In the light of Auckland Council’s no-roosters-in-nonrural-areas rule, now that I had one male, I had to think of a way of getting rid of him.
I felt that I ought to start learning to kill and dress chickens for the table myself. But Philip could not bear the thought of it, and I wondered how I would be able to convince him that it was the way to go.
My reasons for this were:
- * I had stopped thinking of the latest batch of birds as pets.
- * It makes economical sense to use our broodies to increase the polulation and then use the extra birds for the table.
- * The rooster problem is instantly solved.
- * Isn’t it a bit hypocritical to avoid homekills on moral grounds, when we buy chicken from the store.
- * Our eating of non vegetarian food may have been allowed by God after the flood, so that we are constanly reminded about the shedding of blood and ultimately of our great Saviour.

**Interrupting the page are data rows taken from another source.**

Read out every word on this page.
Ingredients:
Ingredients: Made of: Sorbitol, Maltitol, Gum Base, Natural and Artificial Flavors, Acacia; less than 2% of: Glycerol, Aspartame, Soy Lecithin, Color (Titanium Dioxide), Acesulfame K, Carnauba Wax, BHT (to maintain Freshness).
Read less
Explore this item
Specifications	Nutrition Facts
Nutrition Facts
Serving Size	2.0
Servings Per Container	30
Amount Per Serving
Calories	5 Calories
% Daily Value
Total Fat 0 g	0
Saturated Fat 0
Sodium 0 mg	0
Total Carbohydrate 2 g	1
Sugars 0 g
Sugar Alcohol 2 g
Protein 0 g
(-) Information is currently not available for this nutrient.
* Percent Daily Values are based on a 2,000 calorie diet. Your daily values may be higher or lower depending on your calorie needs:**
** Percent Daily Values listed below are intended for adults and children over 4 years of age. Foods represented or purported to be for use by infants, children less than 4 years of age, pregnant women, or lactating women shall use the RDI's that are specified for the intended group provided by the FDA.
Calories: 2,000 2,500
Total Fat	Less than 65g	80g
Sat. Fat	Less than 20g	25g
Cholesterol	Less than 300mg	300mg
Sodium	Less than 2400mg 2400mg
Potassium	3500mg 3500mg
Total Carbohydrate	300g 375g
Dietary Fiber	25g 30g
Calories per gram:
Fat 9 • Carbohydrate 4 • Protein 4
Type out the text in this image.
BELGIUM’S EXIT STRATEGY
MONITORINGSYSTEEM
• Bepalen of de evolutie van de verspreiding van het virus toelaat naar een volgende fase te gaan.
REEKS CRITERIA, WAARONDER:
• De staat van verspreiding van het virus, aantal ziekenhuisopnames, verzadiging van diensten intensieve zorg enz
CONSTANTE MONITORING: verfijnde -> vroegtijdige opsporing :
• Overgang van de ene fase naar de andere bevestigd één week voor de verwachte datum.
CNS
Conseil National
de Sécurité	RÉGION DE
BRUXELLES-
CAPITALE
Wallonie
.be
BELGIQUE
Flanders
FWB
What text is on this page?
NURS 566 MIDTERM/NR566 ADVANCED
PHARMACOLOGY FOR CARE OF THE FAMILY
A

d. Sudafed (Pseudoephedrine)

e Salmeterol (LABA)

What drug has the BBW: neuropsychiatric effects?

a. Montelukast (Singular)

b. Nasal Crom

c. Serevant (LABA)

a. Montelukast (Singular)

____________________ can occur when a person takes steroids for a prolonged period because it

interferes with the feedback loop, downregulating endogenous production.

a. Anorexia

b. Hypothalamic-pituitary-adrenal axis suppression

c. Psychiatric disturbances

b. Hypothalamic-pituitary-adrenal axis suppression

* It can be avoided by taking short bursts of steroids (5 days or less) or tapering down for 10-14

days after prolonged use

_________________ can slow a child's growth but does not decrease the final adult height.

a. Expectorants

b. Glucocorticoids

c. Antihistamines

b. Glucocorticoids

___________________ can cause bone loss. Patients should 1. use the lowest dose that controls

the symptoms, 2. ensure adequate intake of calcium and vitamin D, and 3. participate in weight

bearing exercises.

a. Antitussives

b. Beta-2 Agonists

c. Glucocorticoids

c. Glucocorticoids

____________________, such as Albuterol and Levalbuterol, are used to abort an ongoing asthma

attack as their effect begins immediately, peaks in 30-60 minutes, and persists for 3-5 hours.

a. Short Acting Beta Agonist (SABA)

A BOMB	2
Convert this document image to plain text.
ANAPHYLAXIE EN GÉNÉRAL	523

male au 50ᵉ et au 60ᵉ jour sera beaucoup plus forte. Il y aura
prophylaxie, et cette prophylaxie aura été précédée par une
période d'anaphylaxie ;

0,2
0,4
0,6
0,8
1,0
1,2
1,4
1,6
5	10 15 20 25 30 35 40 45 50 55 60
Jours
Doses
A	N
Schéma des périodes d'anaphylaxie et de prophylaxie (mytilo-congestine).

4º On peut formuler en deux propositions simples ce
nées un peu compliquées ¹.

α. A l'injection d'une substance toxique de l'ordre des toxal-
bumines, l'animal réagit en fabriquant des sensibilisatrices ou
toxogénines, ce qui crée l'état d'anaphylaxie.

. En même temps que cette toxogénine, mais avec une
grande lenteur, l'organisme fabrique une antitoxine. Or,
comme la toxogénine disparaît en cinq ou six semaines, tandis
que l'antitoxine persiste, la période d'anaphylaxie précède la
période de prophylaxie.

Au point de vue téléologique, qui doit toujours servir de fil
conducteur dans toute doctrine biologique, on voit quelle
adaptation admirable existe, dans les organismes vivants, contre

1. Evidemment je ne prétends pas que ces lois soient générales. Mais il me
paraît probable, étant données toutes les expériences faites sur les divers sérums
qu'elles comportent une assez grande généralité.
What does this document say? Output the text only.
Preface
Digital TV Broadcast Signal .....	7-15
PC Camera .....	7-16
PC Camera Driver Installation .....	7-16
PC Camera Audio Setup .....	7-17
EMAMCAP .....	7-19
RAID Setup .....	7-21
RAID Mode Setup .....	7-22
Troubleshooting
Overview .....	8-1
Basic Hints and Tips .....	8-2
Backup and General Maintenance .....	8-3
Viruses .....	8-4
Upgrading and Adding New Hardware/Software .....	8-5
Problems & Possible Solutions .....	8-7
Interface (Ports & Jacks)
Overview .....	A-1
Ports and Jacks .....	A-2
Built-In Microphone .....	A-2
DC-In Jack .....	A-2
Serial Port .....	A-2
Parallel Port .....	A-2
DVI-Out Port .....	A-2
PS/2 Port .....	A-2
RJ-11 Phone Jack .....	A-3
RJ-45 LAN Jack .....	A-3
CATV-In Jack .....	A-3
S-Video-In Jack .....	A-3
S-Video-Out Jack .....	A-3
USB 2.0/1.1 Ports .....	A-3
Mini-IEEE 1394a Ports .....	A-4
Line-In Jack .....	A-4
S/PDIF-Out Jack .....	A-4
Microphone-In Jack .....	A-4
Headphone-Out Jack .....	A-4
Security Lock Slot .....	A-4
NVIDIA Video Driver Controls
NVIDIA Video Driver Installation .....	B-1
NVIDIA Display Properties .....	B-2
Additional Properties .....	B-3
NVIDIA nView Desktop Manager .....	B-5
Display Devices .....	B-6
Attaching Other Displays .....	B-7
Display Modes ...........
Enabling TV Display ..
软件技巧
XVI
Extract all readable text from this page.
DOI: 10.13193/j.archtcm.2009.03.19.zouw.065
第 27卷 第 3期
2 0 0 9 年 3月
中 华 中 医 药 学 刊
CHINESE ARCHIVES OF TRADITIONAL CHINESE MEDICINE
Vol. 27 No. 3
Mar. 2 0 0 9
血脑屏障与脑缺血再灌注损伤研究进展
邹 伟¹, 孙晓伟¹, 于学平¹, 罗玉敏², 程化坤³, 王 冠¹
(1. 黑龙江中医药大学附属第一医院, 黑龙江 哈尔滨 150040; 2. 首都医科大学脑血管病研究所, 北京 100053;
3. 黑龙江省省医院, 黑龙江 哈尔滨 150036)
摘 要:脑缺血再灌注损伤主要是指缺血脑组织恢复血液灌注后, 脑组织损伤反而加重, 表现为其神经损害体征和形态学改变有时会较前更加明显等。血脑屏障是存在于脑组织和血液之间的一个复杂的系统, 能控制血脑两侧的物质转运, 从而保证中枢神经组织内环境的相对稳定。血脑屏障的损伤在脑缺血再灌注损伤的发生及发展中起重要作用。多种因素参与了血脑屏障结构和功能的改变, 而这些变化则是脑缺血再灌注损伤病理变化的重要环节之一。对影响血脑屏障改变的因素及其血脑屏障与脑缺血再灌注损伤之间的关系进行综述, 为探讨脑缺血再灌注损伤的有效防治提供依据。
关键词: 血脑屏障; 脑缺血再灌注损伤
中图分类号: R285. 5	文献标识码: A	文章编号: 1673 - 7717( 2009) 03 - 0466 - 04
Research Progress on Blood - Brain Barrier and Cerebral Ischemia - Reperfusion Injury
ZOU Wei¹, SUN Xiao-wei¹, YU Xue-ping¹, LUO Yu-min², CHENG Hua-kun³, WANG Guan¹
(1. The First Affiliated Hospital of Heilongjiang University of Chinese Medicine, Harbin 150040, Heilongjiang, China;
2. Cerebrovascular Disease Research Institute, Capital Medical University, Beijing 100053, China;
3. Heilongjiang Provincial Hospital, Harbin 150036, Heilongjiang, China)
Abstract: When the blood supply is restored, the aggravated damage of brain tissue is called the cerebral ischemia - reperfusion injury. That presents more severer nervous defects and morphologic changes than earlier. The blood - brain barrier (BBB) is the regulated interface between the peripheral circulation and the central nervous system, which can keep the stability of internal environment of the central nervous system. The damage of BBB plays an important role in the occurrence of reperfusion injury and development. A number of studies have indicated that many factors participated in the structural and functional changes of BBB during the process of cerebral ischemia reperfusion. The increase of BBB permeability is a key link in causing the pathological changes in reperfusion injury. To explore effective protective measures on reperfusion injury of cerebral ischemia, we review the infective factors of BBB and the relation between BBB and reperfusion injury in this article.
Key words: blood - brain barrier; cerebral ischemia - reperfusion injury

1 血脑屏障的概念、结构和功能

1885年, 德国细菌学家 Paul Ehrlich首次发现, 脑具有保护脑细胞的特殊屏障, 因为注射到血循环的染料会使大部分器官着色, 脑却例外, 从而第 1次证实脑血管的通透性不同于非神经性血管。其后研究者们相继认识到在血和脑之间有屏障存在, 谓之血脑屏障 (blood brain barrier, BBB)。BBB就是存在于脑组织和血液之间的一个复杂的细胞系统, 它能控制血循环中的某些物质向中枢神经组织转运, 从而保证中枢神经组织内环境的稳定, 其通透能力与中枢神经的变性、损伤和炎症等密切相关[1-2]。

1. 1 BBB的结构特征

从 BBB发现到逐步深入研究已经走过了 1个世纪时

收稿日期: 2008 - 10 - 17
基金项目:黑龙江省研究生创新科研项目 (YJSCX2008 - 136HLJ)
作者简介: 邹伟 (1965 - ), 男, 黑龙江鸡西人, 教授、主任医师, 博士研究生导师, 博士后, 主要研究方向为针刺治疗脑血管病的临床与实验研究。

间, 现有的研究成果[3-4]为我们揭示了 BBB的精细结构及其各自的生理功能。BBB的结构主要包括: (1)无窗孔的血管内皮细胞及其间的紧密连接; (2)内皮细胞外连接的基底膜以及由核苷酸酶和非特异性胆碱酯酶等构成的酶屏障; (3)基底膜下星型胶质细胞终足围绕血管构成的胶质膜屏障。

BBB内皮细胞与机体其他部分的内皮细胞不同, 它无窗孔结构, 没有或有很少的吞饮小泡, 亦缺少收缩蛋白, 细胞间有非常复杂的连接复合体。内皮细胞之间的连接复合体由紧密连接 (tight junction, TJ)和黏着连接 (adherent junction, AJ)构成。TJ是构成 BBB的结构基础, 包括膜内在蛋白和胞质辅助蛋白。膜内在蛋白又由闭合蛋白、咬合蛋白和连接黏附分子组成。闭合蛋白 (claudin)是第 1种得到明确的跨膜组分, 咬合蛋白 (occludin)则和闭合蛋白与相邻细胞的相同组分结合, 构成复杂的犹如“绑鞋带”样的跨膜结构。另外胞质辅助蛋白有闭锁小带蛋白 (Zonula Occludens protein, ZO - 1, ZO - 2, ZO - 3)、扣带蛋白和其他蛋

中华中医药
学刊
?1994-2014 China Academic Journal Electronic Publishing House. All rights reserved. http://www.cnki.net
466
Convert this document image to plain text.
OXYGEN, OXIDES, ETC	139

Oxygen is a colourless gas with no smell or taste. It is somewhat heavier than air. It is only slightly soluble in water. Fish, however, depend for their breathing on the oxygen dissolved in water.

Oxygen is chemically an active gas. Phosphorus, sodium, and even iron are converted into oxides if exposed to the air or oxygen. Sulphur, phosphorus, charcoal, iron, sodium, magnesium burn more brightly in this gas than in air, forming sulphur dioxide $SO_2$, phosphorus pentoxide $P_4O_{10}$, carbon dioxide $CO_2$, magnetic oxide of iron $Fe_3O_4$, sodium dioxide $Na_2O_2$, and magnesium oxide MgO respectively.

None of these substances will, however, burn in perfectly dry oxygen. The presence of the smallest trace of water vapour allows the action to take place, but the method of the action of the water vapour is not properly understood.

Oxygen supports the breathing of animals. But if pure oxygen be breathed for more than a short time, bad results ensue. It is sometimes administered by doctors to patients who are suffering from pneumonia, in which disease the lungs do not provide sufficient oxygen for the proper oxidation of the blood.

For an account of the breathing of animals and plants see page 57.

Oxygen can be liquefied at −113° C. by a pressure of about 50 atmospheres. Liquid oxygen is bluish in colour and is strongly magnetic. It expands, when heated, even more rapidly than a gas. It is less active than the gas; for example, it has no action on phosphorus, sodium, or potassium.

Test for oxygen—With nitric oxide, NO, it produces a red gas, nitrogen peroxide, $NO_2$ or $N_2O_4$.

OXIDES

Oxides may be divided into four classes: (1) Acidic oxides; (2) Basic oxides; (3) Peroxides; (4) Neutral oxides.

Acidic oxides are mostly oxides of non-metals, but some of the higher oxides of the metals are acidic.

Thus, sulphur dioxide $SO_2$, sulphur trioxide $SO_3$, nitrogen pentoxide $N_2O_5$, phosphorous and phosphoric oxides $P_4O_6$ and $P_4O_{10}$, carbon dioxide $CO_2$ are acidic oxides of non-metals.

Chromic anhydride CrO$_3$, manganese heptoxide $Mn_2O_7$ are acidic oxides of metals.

- * In this connection, perhaps it is good to see first hand that meat comes with a cost, primarily to the bird itself. I do not think that I will ever be able to kill a bird without a pang. Perhaps that is the way I need to approach eating meat, thinking loudly.
- * I remember how my own mother would often bring chickens home, fatten them up a bit more and then kill them and cook them. I longingly remember the partial eggs and preegg parts in the chickens, which we do not get to see in these days of broiler hens.
But atleast this time round, I did not have to bother about homekills.
New Zealand does not have predators like foxes, and so my perception was that my birds were safe. I had not locked the coop door in months. Moreover, I assumed, no creature could get past Susie when it came to getting close to her chicks.
But one morning, when I went out to feed the chooks, I was met by a horrible sight. One of my brown-shaver pullets was dead near the entrance of the coop, with grave injury on her throat, but otherwise unharmed, while the young rooster was lying headless at the far end of the run.
It turns out that although we do not have foxes, we still have large rats, stouts, and weasels that can kill chickens. We were told that the tidy way in which the chicks had been attacked ruled Mia out as the perpetrator, thank goodness. I had also not noticed one step in the chicks story, which was that round about the time of the attack, Susie had stopped caring for her chicks, and the chicks had been on their own
So that was why I did not have to deal with my rooster, but sadly, I also lost a healthy pullet.
I have one fine Brown Shaver called Helen.